The AGC stops renewal immediately on detecting Evicted (rather than waiting for lock expiry) so that GitHub cancels the run quickly and the re-queued job enters the delivery queue as soon as possible. The evictionRetryDelay default of 5 seconds gives GitHub time to process the cancellation before the rerun API is called.

maxEvictionRetries is a hard lifetime cap per run_id, not a per-eviction-wave allowance: once exhausted, every subsequent eviction of that run is a no-op (counted by eviction_retries_exhausted_total) until the AGC restarts and the in-memory counters reset. Because a single workflow run can have several worker pods evicted simultaneously under node pressure, the check-and-increment of the per-run counter is serialized per run_id, so concurrent evictions can never collectively exceed the budget.

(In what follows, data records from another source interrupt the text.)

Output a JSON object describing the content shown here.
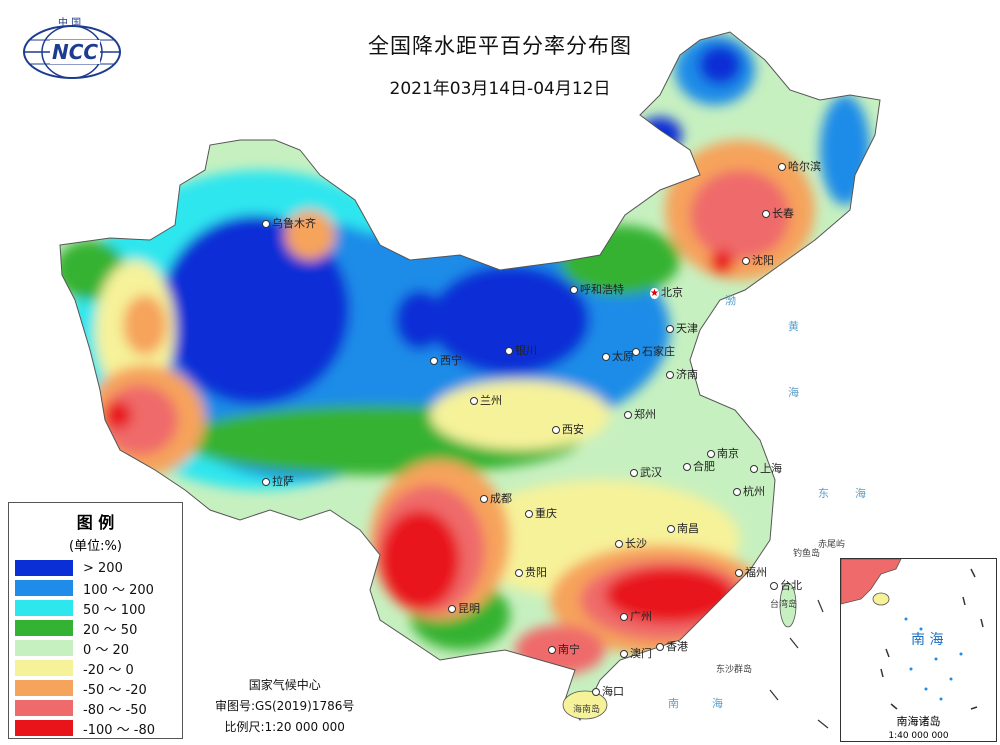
{
  "title": "全国降水距平百分率分布图",
  "subtitle": "2021年03月14日-04月12日",
  "logo": {
    "top_text": "中 国",
    "brand": "NCC"
  },
  "legend": {
    "title": "图 例",
    "unit": "(单位:%)",
    "items": [
      {
        "label": "> 200",
        "color": "#0a2fd6"
      },
      {
        "label": "100 ～ 200",
        "color": "#1e8ce8"
      },
      {
        "label": "50 ～ 100",
        "color": "#2ee6ee"
      },
      {
        "label": "20 ～ 50",
        "color": "#34b233"
      },
      {
        "label": "0 ～ 20",
        "color": "#c7f0c0"
      },
      {
        "label": "-20 ～ 0",
        "color": "#f6f29a"
      },
      {
        "label": "-50 ～ -20",
        "color": "#f6a35b"
      },
      {
        "label": "-80 ～ -50",
        "color": "#ef6a6a"
      },
      {
        "label": "-100 ～ -80",
        "color": "#e8141a"
      }
    ]
  },
  "credits": {
    "org": "国家气候中心",
    "map_no": "审图号:GS(2019)1786号",
    "scale": "比例尺:1:20 000 000"
  },
  "cities": {
    "wulumuqi": "乌鲁木齐",
    "haerbin": "哈尔滨",
    "changchun": "长春",
    "shenyang": "沈阳",
    "huhehaote": "呼和浩特",
    "beijing": "北京",
    "tianjin": "天津",
    "xining": "西宁",
    "yinchuan": "银川",
    "taiyuan": "太原",
    "shijiazhuang": "石家庄",
    "jinan": "济南",
    "lanzhou": "兰州",
    "xian": "西安",
    "zhengzhou": "郑州",
    "hefei": "合肥",
    "nanjing": "南京",
    "shanghai": "上海",
    "wuhan": "武汉",
    "hangzhou": "杭州",
    "lasa": "拉萨",
    "chengdu": "成都",
    "chongqing": "重庆",
    "nanchang": "南昌",
    "changsha": "长沙",
    "guiyang": "贵阳",
    "fuzhou": "福州",
    "taibei": "台北",
    "kunming": "昆明",
    "guangzhou": "广州",
    "nanning": "南宁",
    "xianggang": "香港",
    "aomen": "澳门",
    "haikou": "海口"
  },
  "seas": {
    "bohai": "渤",
    "huanghai_1": "黄",
    "huanghai_2": "海",
    "donghai_1": "东",
    "donghai_2": "海",
    "nanhai_1": "南",
    "nanhai_2": "海"
  },
  "islands": {
    "chiwei": "赤尾屿",
    "diaoyu": "钓鱼岛",
    "taiwan": "台湾岛",
    "dongsha": "东沙群岛",
    "hainan": "海南岛"
  },
  "inset": {
    "sea": "南 海",
    "title": "南海诸岛",
    "scale": "1:40 000 000"
  }
}
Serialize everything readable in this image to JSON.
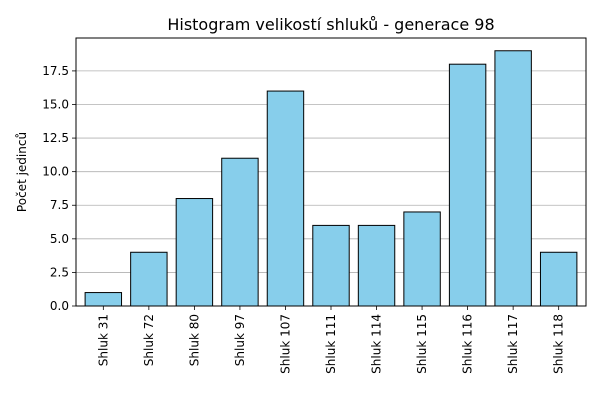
{
  "chart_data": {
    "type": "bar",
    "title": "Histogram velikostí shluků - generace 98",
    "xlabel": "",
    "ylabel": "Počet jedinců",
    "categories": [
      "Shluk 31",
      "Shluk 72",
      "Shluk 80",
      "Shluk 97",
      "Shluk 107",
      "Shluk 111",
      "Shluk 114",
      "Shluk 115",
      "Shluk 116",
      "Shluk 117",
      "Shluk 118"
    ],
    "values": [
      1,
      4,
      8,
      11,
      16,
      6,
      6,
      7,
      18,
      19,
      4
    ],
    "ylim": [
      0,
      19.95
    ],
    "yticks": [
      "0.0",
      "2.5",
      "5.0",
      "7.5",
      "10.0",
      "12.5",
      "15.0",
      "17.5"
    ],
    "grid": "y",
    "bar_color": "#87ceeb",
    "edge_color": "#000000"
  }
}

To keep the per-run_id counter map from growing unbounded over the AGC's uptime, a background sweeper reclaims a run's counter once it has gone a fixed TTL (24 hours — well beyond any run's realistic lifetime) without a further eviction, bounding the map to runs evicted within that trailing window. An evicted worker pod only ever exists for a live run, so a counter idle for the TTL belongs to a run that can no longer be evicted; reclaiming it therefore never refills a live run's budget, and the hard cap above still holds (Q141).


Stuck-Pending Worker Pod

sequenceDiagram
    participant A as AGC reconciler
    participant K as K8s API server
    participant W as Worker Pod
    participant GH as GitHub
    A->>K: Create pod
    K->>W: schedule
    Note over W: Pod stuck Pending (ErrImagePull or unschedulable)
    Note over A: goroutine blocked, pod holds one concurrency-ceiling slot
    Note over A: pendingPodDeadline elapses (default 10m)
    A->>K: Delete pod
    Note over A: Warning event WorkerPodStuckPending, worker_pods_reaped_total (reason=pending_deadline)++
    Note over A: deletion wakes the goroutine — Secret deleted, listener + slot freed
    Note over GH: job lock lapses, GitHub cancels the run

A worker pod that never leaves Pending — unpullable workerImage, unschedulable podTemplate constraints, or an exhausted node pool — would otherwise hold a concurrency-ceiling slot forever: the ceiling counts Pending pods and the session goroutine blocks until the pod terminates or disappears. The RunnerGroup reconciler's worker-pod reaper deletes any worker pod that has been Pending longer than pendingPodDeadline (default 10m, per-RunnerGroup). Deletion is treated as completion by the Pod-informer handler, so the session goroutine wakes, deletes the job Secret, and releases its listener and slot. The job itself was never started, so its lock lapses and GitHub cancels the run — the deadline is a capacity-protection mechanism, not a retry mechanism. Operators on clusters with slow legitimate scheduling (e.g. autoscaled GPU node pools) should raise pendingPodDeadline above their worst-case node-provisioning time. See the troubleshooting runbook for diagnosis.


AGC Crash Mid-Job

sequenceDiagram
    participant A as AGC
    participant K as K8s
    participant GH as GitHub
    Note over A,GH: RenewJob loop running
    Note over A: AGC OOMKilled / SIGKILL — in-memory state lost (sessions, renew loops, run IDs)
    K-->>A: Pod restarted
    A->>GH: Re-register sessions, new sessions polling
    Note over GH: unacquired jobs redelivered within ~2 min, lapsed-lock jobs cancelled

What GitHub observes: Sessions are dropped (no DELETE /sessions sent — the process was killed). GitHub waits for session TTL before redelivering unacquired jobs. For jobs whose renewjob lock window expires before the AGC restarts, GitHub cancels the run. These require manual re-run.

What the AGC does on restart: Reconnects sessions from scratch. The in-memory retry counter state for evictions is lost; the maxEvictionRetries budget resets for all jobs.

Recovery target: Sessions restored within ~seconds of pod startup. Unacquired jobs redelivered within ~2 minutes. See the SessionReacquisition SLO in Appendix A.